Totally elliptic surface group representations
Arnaud Maret
TL;DR
The paper classifies totally elliptic surface group representations into $\mathrm{PSL}_2\mathbb{R}$ and $\mathrm{PSL}_2\mathbb{C}$, showing a dichotomy between compact (orthogonal) images and Deroin–Tholozan (DT) representations. For $\mathrm{PSL}_2\mathbb{R}$ with genus $g\ge1$ the only totally elliptic reduced representations are orthogonal; in genus zero they are DT unless the peripheral angle sum hits special values, yielding orthogonal cases. In $\mathrm{PSL}_2\mathbb{C}$, irreducibles are either unitary or DT-composed with $\mathrm{PSL}_2\mathbb{R}$, while reducibles are diagonal in $\mathrm{PSU}(2)$ except for certain punctured-sphere cases where reducible but non-unitary totally elliptic representations exist. The results connect to DT components, peripheral angles, Toledo numbers, and broader questions in the Bowditch–Goldman program, and extend the analysis to other Hermitian and non-Hermitian Lie groups.

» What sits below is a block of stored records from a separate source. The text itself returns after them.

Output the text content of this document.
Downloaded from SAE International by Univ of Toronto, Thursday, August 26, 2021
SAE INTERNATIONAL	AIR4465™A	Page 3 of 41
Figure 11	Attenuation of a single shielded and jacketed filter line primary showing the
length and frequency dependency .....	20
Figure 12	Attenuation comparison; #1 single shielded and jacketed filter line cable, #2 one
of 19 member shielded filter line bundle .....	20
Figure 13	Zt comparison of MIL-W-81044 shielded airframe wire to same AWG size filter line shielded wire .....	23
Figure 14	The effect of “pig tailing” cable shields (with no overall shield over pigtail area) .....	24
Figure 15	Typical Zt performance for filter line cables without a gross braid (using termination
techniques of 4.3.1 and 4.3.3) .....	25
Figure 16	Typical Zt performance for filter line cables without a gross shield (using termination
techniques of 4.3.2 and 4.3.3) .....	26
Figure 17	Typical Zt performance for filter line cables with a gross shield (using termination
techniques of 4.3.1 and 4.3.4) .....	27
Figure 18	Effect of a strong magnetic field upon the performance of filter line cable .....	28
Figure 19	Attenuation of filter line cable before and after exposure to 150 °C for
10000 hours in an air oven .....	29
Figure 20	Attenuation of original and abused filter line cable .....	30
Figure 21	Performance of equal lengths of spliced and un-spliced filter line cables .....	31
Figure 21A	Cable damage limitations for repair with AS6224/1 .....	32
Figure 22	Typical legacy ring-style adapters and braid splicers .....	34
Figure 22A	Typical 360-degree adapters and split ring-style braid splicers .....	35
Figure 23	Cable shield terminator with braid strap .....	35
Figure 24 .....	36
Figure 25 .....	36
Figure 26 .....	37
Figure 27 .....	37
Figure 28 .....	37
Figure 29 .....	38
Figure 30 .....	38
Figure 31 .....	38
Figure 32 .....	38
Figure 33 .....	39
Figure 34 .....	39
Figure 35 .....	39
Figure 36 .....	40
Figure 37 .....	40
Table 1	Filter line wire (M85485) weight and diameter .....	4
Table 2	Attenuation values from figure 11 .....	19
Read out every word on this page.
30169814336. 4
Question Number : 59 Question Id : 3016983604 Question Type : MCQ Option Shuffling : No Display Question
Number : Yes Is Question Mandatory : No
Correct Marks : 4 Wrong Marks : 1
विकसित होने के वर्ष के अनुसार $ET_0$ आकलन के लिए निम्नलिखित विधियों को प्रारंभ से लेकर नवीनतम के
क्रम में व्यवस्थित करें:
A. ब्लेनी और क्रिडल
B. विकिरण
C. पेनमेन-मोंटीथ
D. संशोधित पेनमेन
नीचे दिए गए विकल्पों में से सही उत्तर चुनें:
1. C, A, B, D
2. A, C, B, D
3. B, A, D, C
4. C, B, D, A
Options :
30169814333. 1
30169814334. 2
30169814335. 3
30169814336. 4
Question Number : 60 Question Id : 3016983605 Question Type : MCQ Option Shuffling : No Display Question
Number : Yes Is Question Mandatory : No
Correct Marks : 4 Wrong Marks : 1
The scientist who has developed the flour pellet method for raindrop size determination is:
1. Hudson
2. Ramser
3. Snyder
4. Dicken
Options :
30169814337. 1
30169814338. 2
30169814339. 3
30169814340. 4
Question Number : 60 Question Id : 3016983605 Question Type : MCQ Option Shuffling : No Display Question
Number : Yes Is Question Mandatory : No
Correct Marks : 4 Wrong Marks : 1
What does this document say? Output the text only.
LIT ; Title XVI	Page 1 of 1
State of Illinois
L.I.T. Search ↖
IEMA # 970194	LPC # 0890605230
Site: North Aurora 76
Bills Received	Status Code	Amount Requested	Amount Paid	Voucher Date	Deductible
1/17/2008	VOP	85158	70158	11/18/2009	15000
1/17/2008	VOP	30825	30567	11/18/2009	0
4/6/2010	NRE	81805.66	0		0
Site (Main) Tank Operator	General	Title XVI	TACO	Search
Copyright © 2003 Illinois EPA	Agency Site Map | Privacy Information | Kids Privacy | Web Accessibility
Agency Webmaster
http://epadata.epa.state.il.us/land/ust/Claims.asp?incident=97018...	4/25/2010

Overall, the work provides a precise, component-wise dichotomy for totally elliptic representations, clarifying when DT phenomena arise and how these representations sit inside relative character varieties with rich geometric and dynamical structure.
Abstract
A surface group representation into a Lie group is called totally elliptic if every simple closed curve on the surface is mapped to an elliptic element of the target group. In this note, we characterize all totally elliptic surface group representations into $\mathrm{PSL}_2\mathbb{R}$ and $\mathrm{PSL}_2\mathbb{C}$ by showing that they are either representations into a compact subgroup or Deroin--Tholozan representations.